Jeff King <peff@xxxxxxxx> · Thu, 1 Apr 2021 03:54:56 -0400

On Wed, Mar 31, 2021 at 10:46:22PM +0200, Ævar Arnfjörð Bjarmason wrote:

> > Neither of those types is the correct one. And the segfault is just a
> > bonus! :)
> >
> > I'd expect similar cases with parsing commit parents and tree pointers.
> > And probably tree entries whose modes are wrong.
> 
> So the segfault happens without my patches,

Yeah, sorry if that was unclear. It is definitely a pre-existing bug.

> but the change is that
> before we'd always get it wrong and say "commit, not a tree", but now
> we'll get it right some of the time. Patching the relevant object.c code
> to emit different messages from the various functions shows that it's
> the oid_is_type*() functions that get it right, but object_as_type() is
> wrong as before.
> 
> So that's certainly something I missed.
> 
> But are there any cases where it makes things worse? Or is it just that
> it's not a full fix in all cases, but only a partial one?

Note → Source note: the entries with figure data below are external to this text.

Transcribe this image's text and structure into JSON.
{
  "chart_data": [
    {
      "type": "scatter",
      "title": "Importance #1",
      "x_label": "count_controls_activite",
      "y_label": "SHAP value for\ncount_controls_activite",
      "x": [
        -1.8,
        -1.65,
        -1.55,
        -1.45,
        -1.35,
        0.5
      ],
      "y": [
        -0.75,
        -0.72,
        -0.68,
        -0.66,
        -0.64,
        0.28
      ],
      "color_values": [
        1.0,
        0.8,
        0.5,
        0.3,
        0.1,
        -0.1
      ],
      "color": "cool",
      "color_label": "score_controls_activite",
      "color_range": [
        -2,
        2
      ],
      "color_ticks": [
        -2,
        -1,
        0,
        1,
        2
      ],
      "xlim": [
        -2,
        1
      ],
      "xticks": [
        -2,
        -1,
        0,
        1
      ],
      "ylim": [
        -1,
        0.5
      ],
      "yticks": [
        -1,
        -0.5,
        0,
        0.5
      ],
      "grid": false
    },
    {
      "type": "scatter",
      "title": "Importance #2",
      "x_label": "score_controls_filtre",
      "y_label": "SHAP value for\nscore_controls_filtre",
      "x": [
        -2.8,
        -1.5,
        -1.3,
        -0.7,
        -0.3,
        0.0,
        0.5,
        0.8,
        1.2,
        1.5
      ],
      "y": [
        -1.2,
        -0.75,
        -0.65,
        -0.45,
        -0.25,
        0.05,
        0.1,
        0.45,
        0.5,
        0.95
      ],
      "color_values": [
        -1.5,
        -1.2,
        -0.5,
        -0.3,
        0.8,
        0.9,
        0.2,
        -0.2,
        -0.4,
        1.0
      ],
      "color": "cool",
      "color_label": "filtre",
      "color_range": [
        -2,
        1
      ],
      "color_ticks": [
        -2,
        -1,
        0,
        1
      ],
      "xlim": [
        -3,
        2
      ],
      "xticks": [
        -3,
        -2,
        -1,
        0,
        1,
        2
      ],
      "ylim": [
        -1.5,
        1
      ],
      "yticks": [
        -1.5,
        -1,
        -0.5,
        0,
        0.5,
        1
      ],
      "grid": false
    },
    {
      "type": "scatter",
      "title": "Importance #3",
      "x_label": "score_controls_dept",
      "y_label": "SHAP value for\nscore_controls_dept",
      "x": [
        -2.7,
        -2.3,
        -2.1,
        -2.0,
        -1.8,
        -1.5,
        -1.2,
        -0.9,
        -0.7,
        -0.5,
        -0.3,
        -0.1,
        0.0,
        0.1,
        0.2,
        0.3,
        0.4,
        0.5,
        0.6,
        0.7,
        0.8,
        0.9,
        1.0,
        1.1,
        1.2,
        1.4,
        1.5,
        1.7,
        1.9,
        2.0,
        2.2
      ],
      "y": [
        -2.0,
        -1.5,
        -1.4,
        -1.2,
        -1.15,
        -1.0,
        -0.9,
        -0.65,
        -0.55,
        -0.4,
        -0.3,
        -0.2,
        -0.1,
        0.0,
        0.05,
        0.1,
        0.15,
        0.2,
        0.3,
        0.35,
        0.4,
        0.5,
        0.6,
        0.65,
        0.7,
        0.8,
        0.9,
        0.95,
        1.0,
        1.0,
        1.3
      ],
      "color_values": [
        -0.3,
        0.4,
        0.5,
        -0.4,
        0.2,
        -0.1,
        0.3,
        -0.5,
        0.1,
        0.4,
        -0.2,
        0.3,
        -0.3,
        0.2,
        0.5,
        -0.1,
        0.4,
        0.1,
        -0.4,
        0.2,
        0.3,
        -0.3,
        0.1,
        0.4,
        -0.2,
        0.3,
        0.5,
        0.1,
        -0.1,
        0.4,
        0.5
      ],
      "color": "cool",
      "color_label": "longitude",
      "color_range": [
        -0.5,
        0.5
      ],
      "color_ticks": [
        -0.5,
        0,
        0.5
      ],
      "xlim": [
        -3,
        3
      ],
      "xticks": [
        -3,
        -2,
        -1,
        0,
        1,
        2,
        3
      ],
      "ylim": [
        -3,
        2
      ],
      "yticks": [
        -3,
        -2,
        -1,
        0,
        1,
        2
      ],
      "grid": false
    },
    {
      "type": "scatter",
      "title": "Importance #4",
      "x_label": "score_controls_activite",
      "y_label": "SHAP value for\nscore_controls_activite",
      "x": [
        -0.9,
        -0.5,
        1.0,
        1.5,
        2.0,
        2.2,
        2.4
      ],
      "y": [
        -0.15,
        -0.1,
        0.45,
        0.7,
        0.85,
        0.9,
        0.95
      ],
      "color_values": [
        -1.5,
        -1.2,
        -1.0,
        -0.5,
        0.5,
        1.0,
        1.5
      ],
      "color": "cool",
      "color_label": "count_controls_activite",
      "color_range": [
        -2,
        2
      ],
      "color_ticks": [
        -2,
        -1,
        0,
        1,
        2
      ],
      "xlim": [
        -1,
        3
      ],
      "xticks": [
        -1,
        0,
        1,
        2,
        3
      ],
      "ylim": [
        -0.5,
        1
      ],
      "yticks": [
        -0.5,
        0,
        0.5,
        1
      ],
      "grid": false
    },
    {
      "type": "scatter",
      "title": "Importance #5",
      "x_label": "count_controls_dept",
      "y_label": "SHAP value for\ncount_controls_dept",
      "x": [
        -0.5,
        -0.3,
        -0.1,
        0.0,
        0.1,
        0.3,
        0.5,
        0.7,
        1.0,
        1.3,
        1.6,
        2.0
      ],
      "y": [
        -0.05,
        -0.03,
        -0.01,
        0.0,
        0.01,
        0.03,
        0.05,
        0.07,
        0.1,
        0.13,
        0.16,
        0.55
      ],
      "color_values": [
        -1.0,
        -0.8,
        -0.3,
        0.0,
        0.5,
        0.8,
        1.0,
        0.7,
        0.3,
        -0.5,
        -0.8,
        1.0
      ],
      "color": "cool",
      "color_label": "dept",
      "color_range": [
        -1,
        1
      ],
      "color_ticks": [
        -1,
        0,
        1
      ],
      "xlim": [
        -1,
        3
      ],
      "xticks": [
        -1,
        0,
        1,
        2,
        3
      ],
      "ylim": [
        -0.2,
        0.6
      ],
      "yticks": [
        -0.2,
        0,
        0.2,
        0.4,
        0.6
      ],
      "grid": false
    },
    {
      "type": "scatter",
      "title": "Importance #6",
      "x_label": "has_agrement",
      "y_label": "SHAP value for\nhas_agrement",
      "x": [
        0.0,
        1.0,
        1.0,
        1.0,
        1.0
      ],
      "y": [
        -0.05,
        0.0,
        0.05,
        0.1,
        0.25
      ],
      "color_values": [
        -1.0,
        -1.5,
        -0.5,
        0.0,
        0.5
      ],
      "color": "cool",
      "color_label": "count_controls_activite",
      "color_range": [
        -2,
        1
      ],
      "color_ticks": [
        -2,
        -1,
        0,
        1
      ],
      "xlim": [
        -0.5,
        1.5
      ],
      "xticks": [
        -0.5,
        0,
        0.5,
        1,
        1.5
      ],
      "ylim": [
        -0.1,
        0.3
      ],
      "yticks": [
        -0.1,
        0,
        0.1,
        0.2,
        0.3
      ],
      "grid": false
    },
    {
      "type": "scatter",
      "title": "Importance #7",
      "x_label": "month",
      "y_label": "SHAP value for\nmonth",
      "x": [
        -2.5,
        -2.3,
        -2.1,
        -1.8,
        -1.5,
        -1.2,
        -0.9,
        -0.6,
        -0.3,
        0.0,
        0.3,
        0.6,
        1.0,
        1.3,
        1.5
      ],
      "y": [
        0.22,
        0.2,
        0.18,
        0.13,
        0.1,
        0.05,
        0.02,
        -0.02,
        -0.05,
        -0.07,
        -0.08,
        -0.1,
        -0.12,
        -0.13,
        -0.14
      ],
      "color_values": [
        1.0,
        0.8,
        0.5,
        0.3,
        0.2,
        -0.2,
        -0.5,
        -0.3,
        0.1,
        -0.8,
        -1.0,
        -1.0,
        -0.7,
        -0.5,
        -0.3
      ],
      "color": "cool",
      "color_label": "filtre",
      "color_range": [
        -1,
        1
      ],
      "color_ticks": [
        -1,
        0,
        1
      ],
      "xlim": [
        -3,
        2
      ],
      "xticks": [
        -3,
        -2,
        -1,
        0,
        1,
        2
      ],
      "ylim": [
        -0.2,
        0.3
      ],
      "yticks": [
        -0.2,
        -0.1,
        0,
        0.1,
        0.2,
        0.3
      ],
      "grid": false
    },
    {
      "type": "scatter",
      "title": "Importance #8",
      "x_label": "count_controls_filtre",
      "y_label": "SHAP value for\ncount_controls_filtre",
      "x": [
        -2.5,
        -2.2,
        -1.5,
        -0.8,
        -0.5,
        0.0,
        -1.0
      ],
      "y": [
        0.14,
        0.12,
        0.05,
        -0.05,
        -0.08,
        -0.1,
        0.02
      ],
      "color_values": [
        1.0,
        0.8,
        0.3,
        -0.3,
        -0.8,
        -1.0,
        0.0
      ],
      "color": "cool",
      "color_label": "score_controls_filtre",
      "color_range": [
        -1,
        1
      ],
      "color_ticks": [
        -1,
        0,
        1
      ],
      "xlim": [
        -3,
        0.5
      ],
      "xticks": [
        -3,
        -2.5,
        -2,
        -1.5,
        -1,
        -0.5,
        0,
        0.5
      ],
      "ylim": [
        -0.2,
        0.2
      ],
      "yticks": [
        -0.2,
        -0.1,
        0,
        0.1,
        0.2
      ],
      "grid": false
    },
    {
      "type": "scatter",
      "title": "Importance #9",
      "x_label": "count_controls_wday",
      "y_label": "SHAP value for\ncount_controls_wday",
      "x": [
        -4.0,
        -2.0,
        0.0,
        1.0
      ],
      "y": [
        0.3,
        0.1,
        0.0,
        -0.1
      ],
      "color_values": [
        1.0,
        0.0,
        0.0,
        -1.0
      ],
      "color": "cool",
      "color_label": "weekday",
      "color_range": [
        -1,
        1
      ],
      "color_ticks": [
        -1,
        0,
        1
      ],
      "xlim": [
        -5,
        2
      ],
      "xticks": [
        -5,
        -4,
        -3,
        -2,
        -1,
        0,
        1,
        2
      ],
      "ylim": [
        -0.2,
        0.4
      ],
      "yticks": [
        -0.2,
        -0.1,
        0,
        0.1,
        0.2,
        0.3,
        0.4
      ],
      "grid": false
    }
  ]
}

Right, I don't think your patch is making anything worse. It's just that
it does not cover all cases where we see an object as two different
types. Nor can it, since it is relying on code paths that actually parse
the object, and not all of them do.

> > My point is that we are not always coming from parse_object_buffer()
> > when we see these error messages.
> 
> If my solution of relying on the parsed v.s. non-parsed shouldn't we
> just devolve to a full object info lookup when emitting the error? It's
> more expensive, but we're emitting an error anyway...

That's certainly one option (that I suggested earlier in [0]). If we go
that route, then we do not need any of this "the caller passes in an
extra bit to say that it is parsing the object, and it found a tree",
because the error routine in object_as_type() would consult the odb
itself.

But I still think it does not make the error messages fully useful. We
might say "object X is really a tree in the odb, but we previously saw
it as a commit". But we will still have to return NULL from
lookup_tree(), so whatever containing object referenced X, _even though
it has the correct type_, will be the one to propagate the failure up
the stack. It was whoever was responsible for that "previously saw" that
is actually corrupt, and we no longer know who that was.

Which is why I wonder if it is worth even bothering to put a lot of
effort in here. If the issue is just that "X is a foo, not a bar" is
sometimes misleading, then we could solve that by simply making the
message more precise ("we saw X as a foo and a bar; one of them is
wrong"). Even if we could know _which_ is wrong with respect to what's
in the object contents, it isn't all that helpful without being able to
tell the user which object reference was the one that led us to the
wrong conclusion.

-Peff

[0] https://lore.kernel.org/git/YGBHH7sAVsPpVKWd@xxxxxxxxxxxxxxxxxxxxxxx/